Kekerasan psikis biasanya meliputi perilaku yang ditujukan untuk mengintimidasi dan menganiaya, mengancam atau menyalahgunakan wewenang, membatasi keluar rumah, mengawasi, mengambil hak asuh anak, merusak benda-benda anak, mengisolasi, agresi verbal dan penghinaan yang dilakukan secara konstan (Unicef, 2000).

Kekerasan psikis adalah kekerasan yang sering terjadi namun sulit untuk dibuktikan karena kekerasan psikis tidak memberikan bukti luka yang terlihat. Berbeda dengan kekerasan fisik yang dengan mudah terlihat lebam atau luka lainnya kemudian dapat langsung dilakukan visum et repertum. Kekerasan fisik dapat menimbulkan luka saat pertama kali dilakukan. Namun beda halnya dengan kekerasan psikis. Kekerasan psikis tidak terlihat secara langsung dengan kasat mata tetapi harus memerlukan ahli yang menilai. Akibat kekerasan psikis bersifat perubahan perilaku yang akan terjadi jika korban mengalami kekerasan beberapa kali. Sayangnya, semakin sering korban mengalami kekerasan psikis, korban dapat menjadi perlakukan pelaku adalah hal yang wajar sehingga korban tidak menganggap hal tersebut adalah suatu kekerasan.
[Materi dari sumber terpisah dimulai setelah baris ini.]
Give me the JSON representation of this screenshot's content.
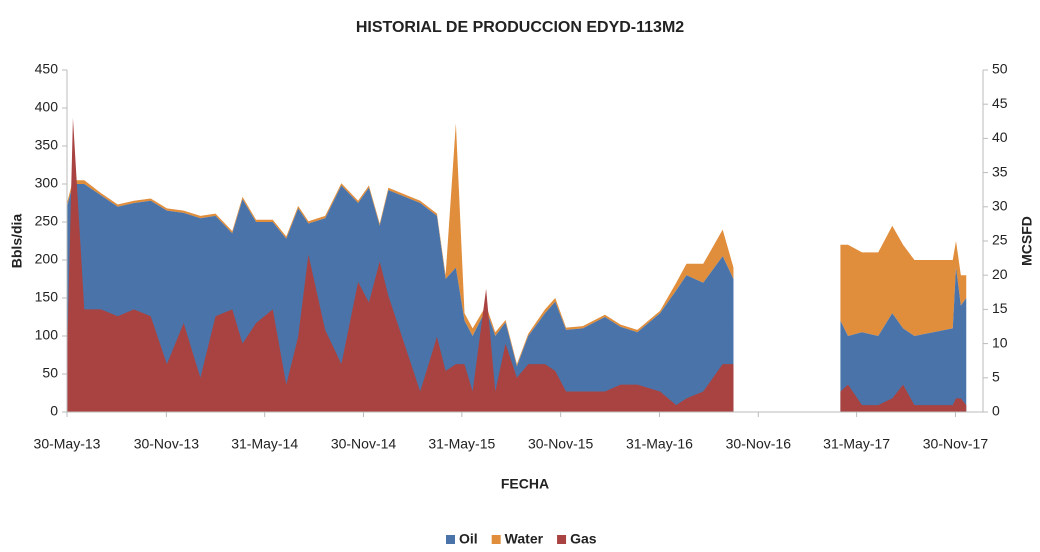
{
  "chart_data": {
    "type": "area",
    "title": "HISTORIAL DE PRODUCCION EDYD-113M2",
    "x_label": "FECHA",
    "y_label": "Bbls/dia",
    "y2_label": "MCSFD",
    "stacked": true,
    "x": [
      "2013-05-30",
      "2013-06-10",
      "2013-07-01",
      "2013-08-01",
      "2013-09-01",
      "2013-10-01",
      "2013-11-01",
      "2013-12-01",
      "2014-01-01",
      "2014-02-01",
      "2014-03-01",
      "2014-04-01",
      "2014-04-20",
      "2014-05-15",
      "2014-06-15",
      "2014-07-10",
      "2014-08-01",
      "2014-08-20",
      "2014-09-20",
      "2014-10-20",
      "2014-11-20",
      "2014-12-10",
      "2014-12-30",
      "2015-01-15",
      "2015-03-15",
      "2015-04-15",
      "2015-05-01",
      "2015-05-20",
      "2015-06-05",
      "2015-06-20",
      "2015-07-15",
      "2015-08-01",
      "2015-08-20",
      "2015-09-10",
      "2015-10-01",
      "2015-11-01",
      "2015-11-20",
      "2015-12-10",
      "2016-01-10",
      "2016-02-20",
      "2016-03-20",
      "2016-04-20",
      "2016-06-01",
      "2016-07-01",
      "2016-07-20",
      "2016-08-20",
      "2016-09-25",
      "2016-10-15",
      "2016-12-31",
      "2017-05-01",
      "2017-05-15",
      "2017-06-10",
      "2017-07-10",
      "2017-08-05",
      "2017-08-25",
      "2017-09-15",
      "2017-11-25",
      "2017-12-01",
      "2017-12-10",
      "2017-12-20"
    ],
    "series": [
      {
        "name": "Oil",
        "color": "#4a74a9",
        "values": [
          270,
          300,
          300,
          285,
          270,
          275,
          278,
          265,
          262,
          255,
          258,
          235,
          280,
          250,
          250,
          228,
          268,
          248,
          255,
          298,
          275,
          295,
          245,
          292,
          275,
          258,
          175,
          190,
          120,
          100,
          135,
          100,
          118,
          60,
          100,
          130,
          145,
          108,
          110,
          125,
          112,
          105,
          130,
          160,
          180,
          170,
          205,
          175,
          null,
          120,
          100,
          105,
          100,
          130,
          110,
          100,
          110,
          190,
          140,
          150
        ]
      },
      {
        "name": "Water",
        "color": "#e08d3c",
        "values": [
          5,
          5,
          5,
          3,
          3,
          3,
          3,
          3,
          3,
          3,
          3,
          3,
          3,
          3,
          3,
          3,
          3,
          3,
          3,
          3,
          3,
          3,
          3,
          3,
          3,
          3,
          5,
          190,
          10,
          10,
          5,
          5,
          3,
          3,
          3,
          5,
          5,
          3,
          3,
          3,
          3,
          3,
          3,
          10,
          15,
          25,
          35,
          15,
          null,
          100,
          120,
          105,
          110,
          115,
          110,
          100,
          90,
          35,
          40,
          30
        ]
      },
      {
        "name": "Gas",
        "color": "#a84341",
        "axis": "y2",
        "values": [
          8,
          43,
          15,
          15,
          14,
          15,
          14,
          7,
          13,
          5,
          14,
          15,
          10,
          13,
          15,
          4,
          11,
          23,
          12,
          7,
          19,
          16,
          22,
          17,
          3,
          11,
          6,
          7,
          7,
          3,
          18,
          3,
          10,
          5,
          7,
          7,
          6,
          3,
          3,
          3,
          4,
          4,
          3,
          1,
          2,
          3,
          7,
          7,
          null,
          3,
          4,
          1,
          1,
          2,
          4,
          1,
          1,
          2,
          2,
          1
        ]
      }
    ],
    "xlim": [
      "2013-05-30",
      "2018-01-20"
    ],
    "xticks": [
      {
        "value": "2013-05-30",
        "label": "30-May-13"
      },
      {
        "value": "2013-11-30",
        "label": "30-Nov-13"
      },
      {
        "value": "2014-05-31",
        "label": "31-May-14"
      },
      {
        "value": "2014-11-30",
        "label": "30-Nov-14"
      },
      {
        "value": "2015-05-31",
        "label": "31-May-15"
      },
      {
        "value": "2015-11-30",
        "label": "30-Nov-15"
      },
      {
        "value": "2016-05-31",
        "label": "31-May-16"
      },
      {
        "value": "2016-11-30",
        "label": "30-Nov-16"
      },
      {
        "value": "2017-05-31",
        "label": "31-May-17"
      },
      {
        "value": "2017-11-30",
        "label": "30-Nov-17"
      }
    ],
    "ylim": [
      0,
      450
    ],
    "yticks": [
      0,
      50,
      100,
      150,
      200,
      250,
      300,
      350,
      400,
      450
    ],
    "y2lim": [
      0,
      50
    ],
    "y2ticks": [
      0,
      5,
      10,
      15,
      20,
      25,
      30,
      35,
      40,
      45,
      50
    ],
    "legend": "bottom"
  }
}
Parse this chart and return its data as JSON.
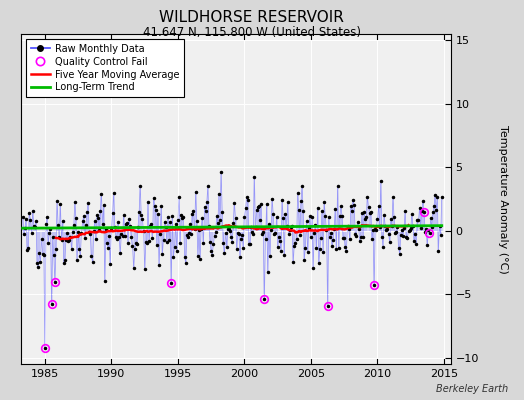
{
  "title": "WILDHORSE RESERVOIR",
  "subtitle": "41.647 N, 115.800 W (United States)",
  "ylabel": "Temperature Anomaly (°C)",
  "credit": "Berkeley Earth",
  "xlim": [
    1983.2,
    2015.5
  ],
  "ylim": [
    -10.5,
    15.5
  ],
  "yticks": [
    -10,
    -5,
    0,
    5,
    10,
    15
  ],
  "xticks": [
    1985,
    1990,
    1995,
    2000,
    2005,
    2010,
    2015
  ],
  "plot_bg_color": "#f0f0f0",
  "fig_bg_color": "#d8d8d8",
  "raw_color": "#5555ff",
  "ma_color": "#ff0000",
  "trend_color": "#00bb00",
  "qc_color": "#ff00ff",
  "dot_color": "#000000",
  "seed": 42,
  "n_months": 379,
  "start_year": 1983.333,
  "trend_val": 0.25,
  "qc_fail_times": [
    1985.0,
    1985.5,
    1985.75,
    1994.5,
    2001.5,
    2006.25,
    2009.75,
    2013.5,
    2013.9
  ],
  "qc_fail_values": [
    -9.2,
    -5.8,
    -4.0,
    -4.1,
    -5.4,
    -5.9,
    -4.3,
    1.5,
    -0.2
  ]
}
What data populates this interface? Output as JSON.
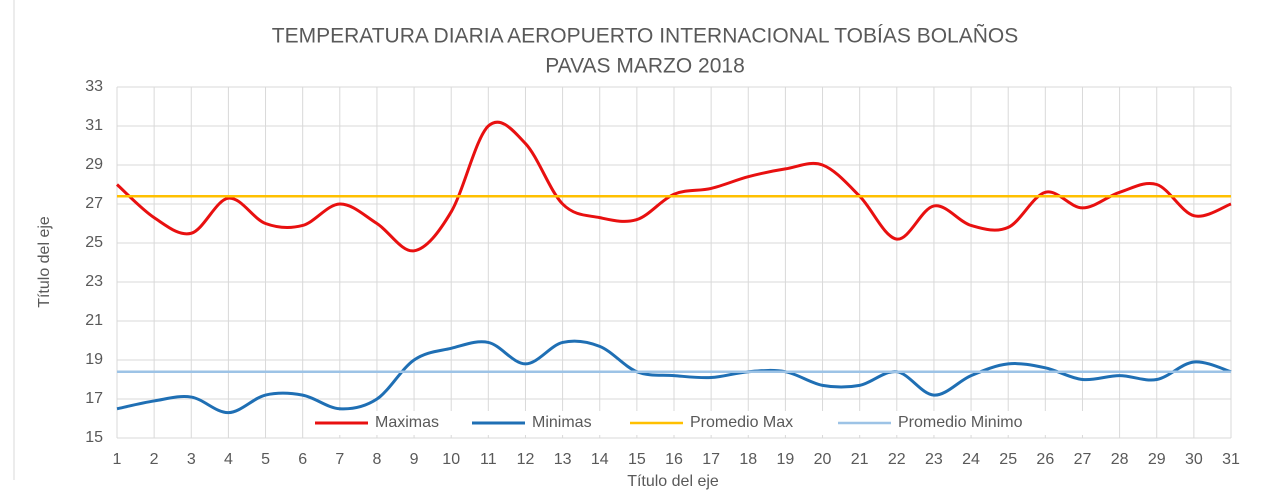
{
  "chart_data": {
    "type": "line",
    "title": [
      "TEMPERATURA DIARIA AEROPUERTO INTERNACIONAL TOBÍAS BOLAÑOS",
      "PAVAS MARZO 2018"
    ],
    "x_label": "Título del eje",
    "y_label": "Título del eje",
    "x": [
      1,
      2,
      3,
      4,
      5,
      6,
      7,
      8,
      9,
      10,
      11,
      12,
      13,
      14,
      15,
      16,
      17,
      18,
      19,
      20,
      21,
      22,
      23,
      24,
      25,
      26,
      27,
      28,
      29,
      30,
      31
    ],
    "xlim": [
      1,
      31
    ],
    "ylim": [
      15,
      33
    ],
    "yticks": [
      15,
      17,
      19,
      21,
      23,
      25,
      27,
      29,
      31,
      33
    ],
    "grid": true,
    "legend": "bottom",
    "smooth": true,
    "series": [
      {
        "name": "Maximas",
        "color": "#e81010",
        "width": 3,
        "values": [
          28.0,
          26.3,
          25.5,
          27.3,
          26.0,
          25.9,
          27.0,
          26.0,
          24.6,
          26.6,
          31.0,
          30.1,
          27.0,
          26.3,
          26.2,
          27.5,
          27.8,
          28.4,
          28.8,
          29.0,
          27.4,
          25.2,
          26.9,
          25.9,
          25.8,
          27.6,
          26.8,
          27.6,
          28.0,
          26.4,
          27.0
        ]
      },
      {
        "name": "Minimas",
        "color": "#1f6fb4",
        "width": 3,
        "values": [
          16.5,
          16.9,
          17.1,
          16.3,
          17.2,
          17.2,
          16.5,
          17.0,
          19.0,
          19.6,
          19.9,
          18.8,
          19.9,
          19.7,
          18.4,
          18.2,
          18.1,
          18.4,
          18.4,
          17.7,
          17.7,
          18.4,
          17.2,
          18.2,
          18.8,
          18.6,
          18.0,
          18.2,
          18.0,
          18.9,
          18.4
        ]
      },
      {
        "name": "Promedio Max",
        "color": "#ffc000",
        "width": 2.5,
        "values": [
          27.4,
          27.4,
          27.4,
          27.4,
          27.4,
          27.4,
          27.4,
          27.4,
          27.4,
          27.4,
          27.4,
          27.4,
          27.4,
          27.4,
          27.4,
          27.4,
          27.4,
          27.4,
          27.4,
          27.4,
          27.4,
          27.4,
          27.4,
          27.4,
          27.4,
          27.4,
          27.4,
          27.4,
          27.4,
          27.4,
          27.4
        ]
      },
      {
        "name": "Promedio Minimo",
        "color": "#9dc3e6",
        "width": 2.5,
        "values": [
          18.4,
          18.4,
          18.4,
          18.4,
          18.4,
          18.4,
          18.4,
          18.4,
          18.4,
          18.4,
          18.4,
          18.4,
          18.4,
          18.4,
          18.4,
          18.4,
          18.4,
          18.4,
          18.4,
          18.4,
          18.4,
          18.4,
          18.4,
          18.4,
          18.4,
          18.4,
          18.4,
          18.4,
          18.4,
          18.4,
          18.4
        ]
      }
    ]
  }
}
Kekerasan psikis dapat dilakukan secara sembunyi-sembunyi maupun terang-terangan. Hal yang sering dilakukan orang tua yang sebetulnya adalah kekerasan psikis adalah membandingkan anak dengan orang lain dengan cara menghina. Bahkan saat ini seorang selebriti yang telah berulang kali menghina anaknya di media social secara live Instagram. Orang lain dapat dengan jelas mendengar hinaan tersebut. Anaknya mungkin saja tidak memiliki pengetahuan dan kemampuan untuk melaporkan ibunya sehingga perlakukan penghinaan terhadap anaknya tidak dipandang sebagai suatu bentuk kekerasan dan disetujui oleh beberapa kalangan. Budaya di Indonesia pun menganggap anak yang sudah melakukan perlawanan terhadap orang tua adalah anak yang pembangkang tanpa melihat atau mendengar alasan si anak dan membenarkan tindakan kekerasan yang dilakukan orang tuanya terhadap anak tersebut.

Kekerasan psikis pun biasanya menyertai atau sebagai alat pelaku untuk melakukan kekerasan lainnya seperti kekerasan fisik, kekerasan seksual atau penelantaran. Pola kekerasan psikis ini biasanya juga dibarengi dengan pengucilan korban dari pihak luar. Pelaku pelan-pelan menyakinkan korban jika orang-orang sekitarnya bukan merupakan orang yang baik untuk korban dan hanya pelaku yang menyayangi korban. Namun ketika korban sudah tergantung dengan pelaku maka pelaku melakukan kekerasan psikis secara lebih terang-terangan.

Kekerasan psikis yang menyertai kekerasan seksual adalah kekerasan yang marak terjadi karena pelaku kekerasan seksual terhadap anak sering kali mengancam dan menghina korban. Di kota Mataram pelaku kekerasan seksual yang dibarengi kekerasan psikis adalah seorang ayah tega mencabuli anaknya dengan ancaman akan menceraikan ibunya jika si anak mengadukan perbuatan pelaku .

Kekerasan psikis yaitu penghinaan verbal yang berupa ejekan dan sumpah serapah kerapkali mengawali kekerasan fisik . Penghinaan membuat korban tidak berharga, tidak berdaya dan tidak dicintai sehingga tidak melakukan perlawanan ketika pelaku melakukan kekerasan fisik terhadap korban. Mental yang sudah dilemahkan sangat berpengaruh pada respon korban untuk melawan ketika terjadi kekerasan lainnya terhadap diri korban.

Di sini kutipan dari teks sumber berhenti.